For non-exempt property, PIs and their respective administrative units must comply with all sponsor requirements, including property reports and disposition requirements. General federal government requirements for non-exempt equipment are found at 2 CFR 200.313.
Federal awards generally vest title of supplies to the University upon acquisition of the property. If there is a residual supply inventory exceeding $10,000 in aggregate fair market value at the end of the period of performance, the University may either retain the supplies for use on other federally sponsored projects or sell the supplies. The federal sponsor, or pass-through entity, must be compensated for the current market value or proceeds from the sale. Additional information regarding supplies is found at 2 CFR 200.314.
Property disposition requirements for non-federal awards vary by sponsor, and PIs and their administrative units must comply with all sponsor requirements.
When terminating an award, the sponsor must provide, in writing, the reason for the termination and the effective date for termination. No new costs may be charged to an award on or after the termination date, and PIs are responsible for complying with all closeout requirements on a terminated award. All costs incurred prior to the award termination date must comply with the cost principles, award terms and conditions, and University policies. Attempts to exhaust remaining funds are unallowable.
All subawards under a terminated award must also be terminated, and PIs and their respective administrative units must work with OGC Subcontracts to properly terminate subawards. The date of termination for subawards will be the same date as the prime award’s termination. Subrecipients must also complete all closeout activities and may not incur costs to the award on or after the date of the prime award’s termination.
Since January 2025, federal agencies have terminated awards for "failure to comply with current administration policies." PIs who have received a termination letter, stop work order, rescission, or any other grant status update must submit this information to the campus federal transition team via this form. The PI should indicate if they would like to explore appealing the decision. OGC will work with PIs during the appeals process.
Unless allowed by the award terms and conditions, a residual balance on a sponsored project is returned to a sponsor.
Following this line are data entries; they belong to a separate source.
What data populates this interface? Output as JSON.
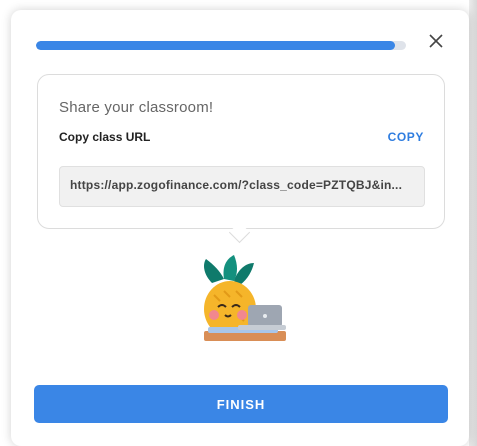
{
  "progress": {
    "fraction": 0.97
  },
  "close": {
    "icon": "close-icon"
  },
  "share": {
    "title": "Share your classroom!",
    "copy_label": "Copy class URL",
    "copy_button": "COPY",
    "url": "https://app.zogofinance.com/?class_code=PZTQBJ&in..."
  },
  "mascot": {
    "icon": "pineapple-laptop-illustration"
  },
  "footer": {
    "finish_label": "FINISH"
  },
  "colors": {
    "accent": "#3a86e6",
    "link": "#2f7de0"
  }
}
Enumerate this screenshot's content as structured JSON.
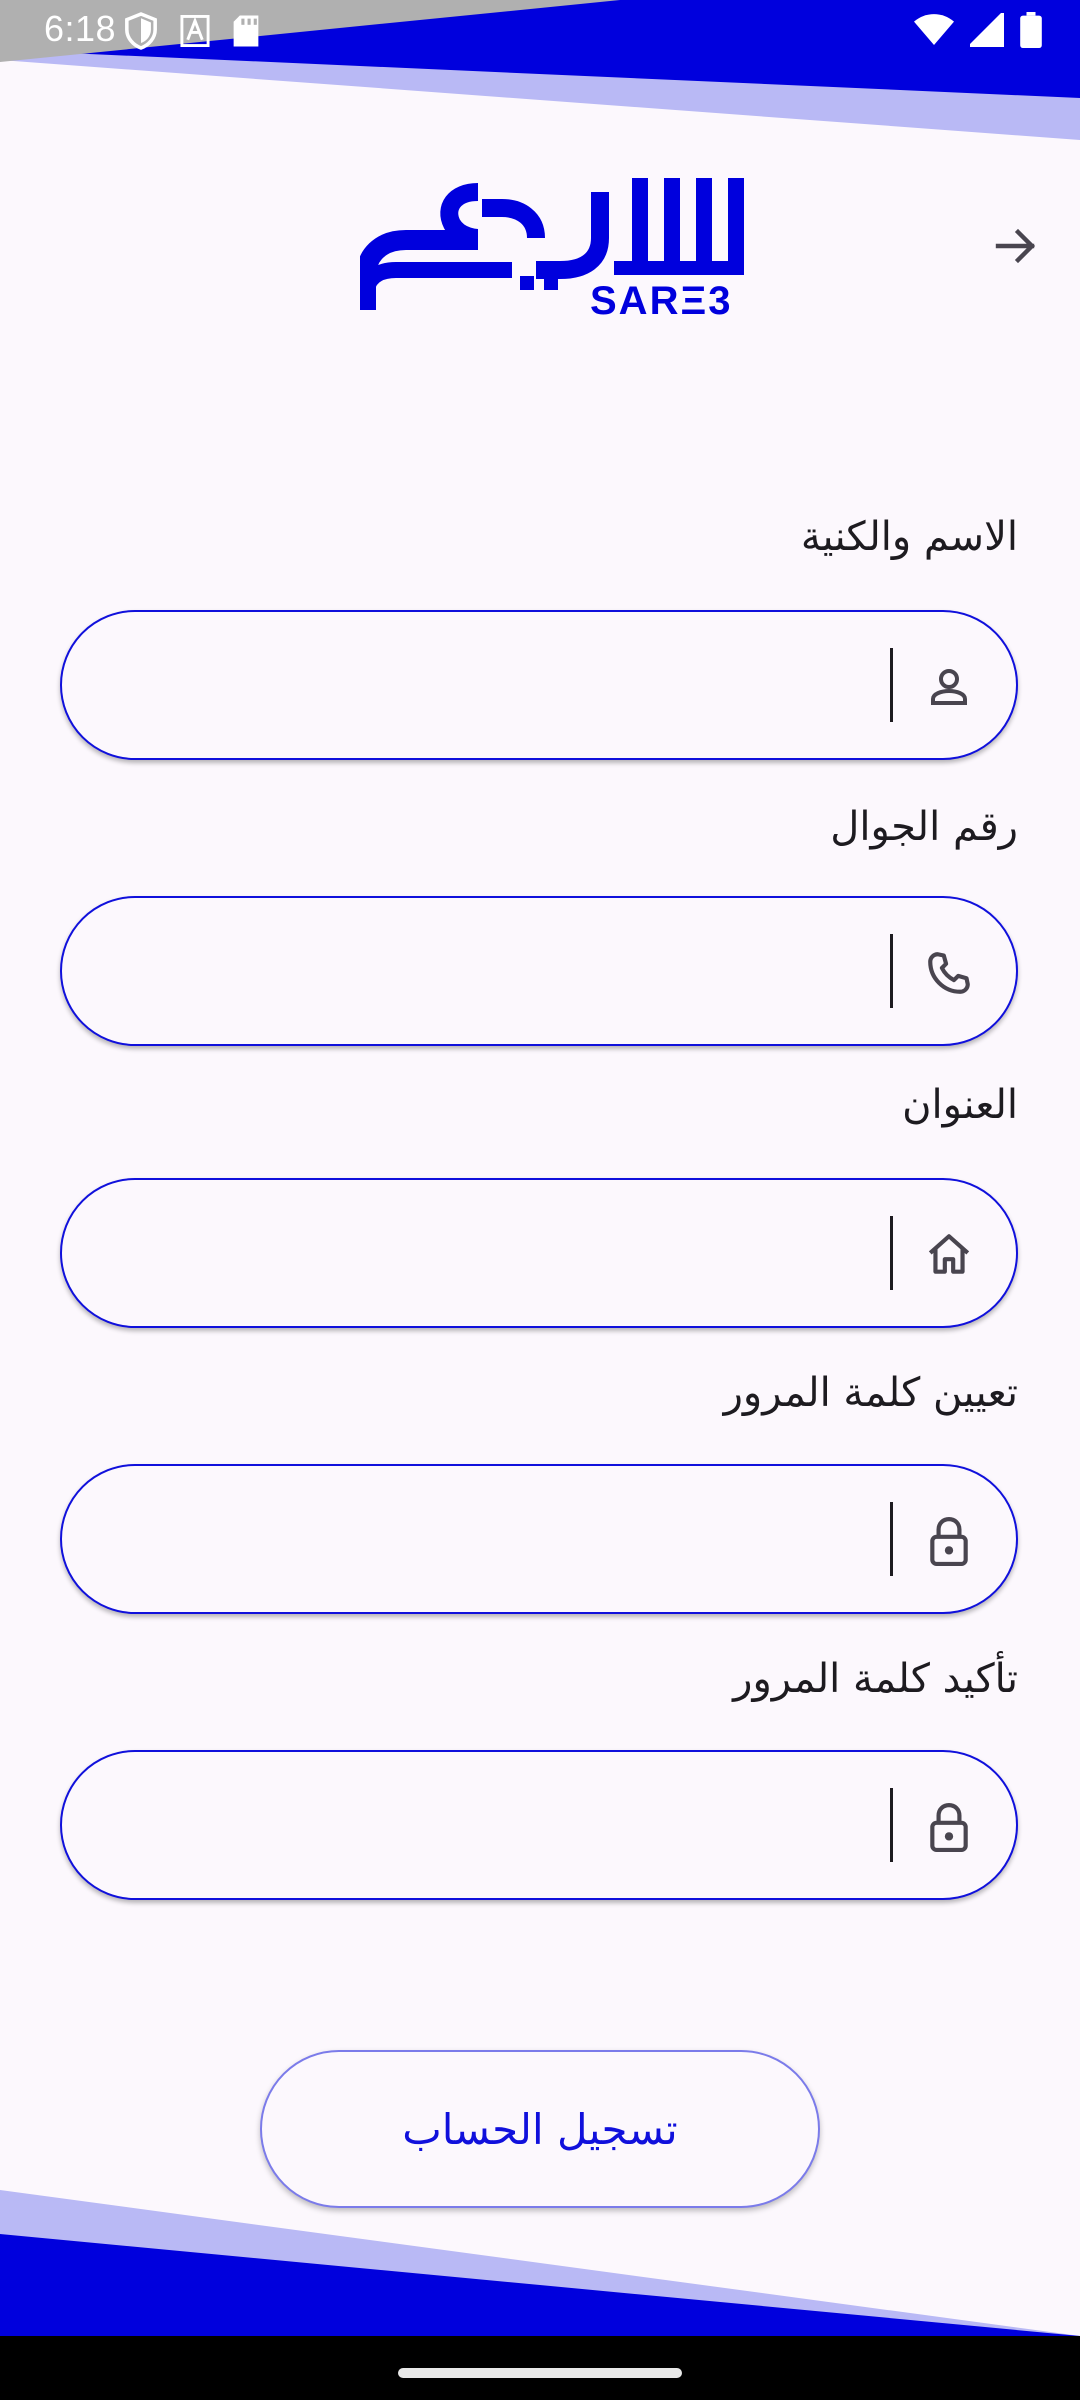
{
  "status_bar": {
    "time": "6:18",
    "icons": [
      "shield-icon",
      "text-a-icon",
      "sd-card-icon",
      "wifi-icon",
      "signal-icon",
      "battery-icon"
    ]
  },
  "header": {
    "back_icon": "arrow-right-icon",
    "logo_text": "SARΞ3",
    "logo_arabic": "سريع"
  },
  "form": {
    "fields": [
      {
        "label": "الاسم والكنية",
        "value": "",
        "icon": "person-icon"
      },
      {
        "label": "رقم الجوال",
        "value": "",
        "icon": "phone-icon"
      },
      {
        "label": "العنوان",
        "value": "",
        "icon": "home-icon"
      },
      {
        "label": "تعيين كلمة المرور",
        "value": "",
        "icon": "lock-icon"
      },
      {
        "label": "تأكيد كلمة المرور",
        "value": "",
        "icon": "lock-icon"
      }
    ],
    "submit_label": "تسجيل الحساب"
  },
  "colors": {
    "brand_blue": "#0000dd",
    "light_blue": "#b9b9f5",
    "background": "#fcf8fd",
    "field_border": "#1010dc",
    "button_border": "#7b7bea"
  }
}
Any residual funds are University funds and must be expended on allowable University activities – these funds are not personal funds of the PI.
The following table identifies the required actions PIs and their administrative units need to complete when a residual balance exists at the end of an award and the sponsor allows the University to retain the residual balance.
| Scenario | Required Action |
|---|---|
| Residual balance is under 5% for a federal award and under 50% for a non-federal award. | Complete the University's closeout process and sign the closeout certification form indicating the Fund 26 speedtype the residual balance will be distributed. |
| Residual balance is 5% or greater for a federal award and 50% or greater for a non-federal award. | Complete the High Cash Balance form. OGC and/or the Office of Vice Chancellor of Research will review the situation. |
Most sponsors impose additional responsibilities after closeout. General federal requirements for post-closeout responsibilities are identified at 2 CFR 200.345. Specific sponsor requirements may also be included in the award terms and conditions.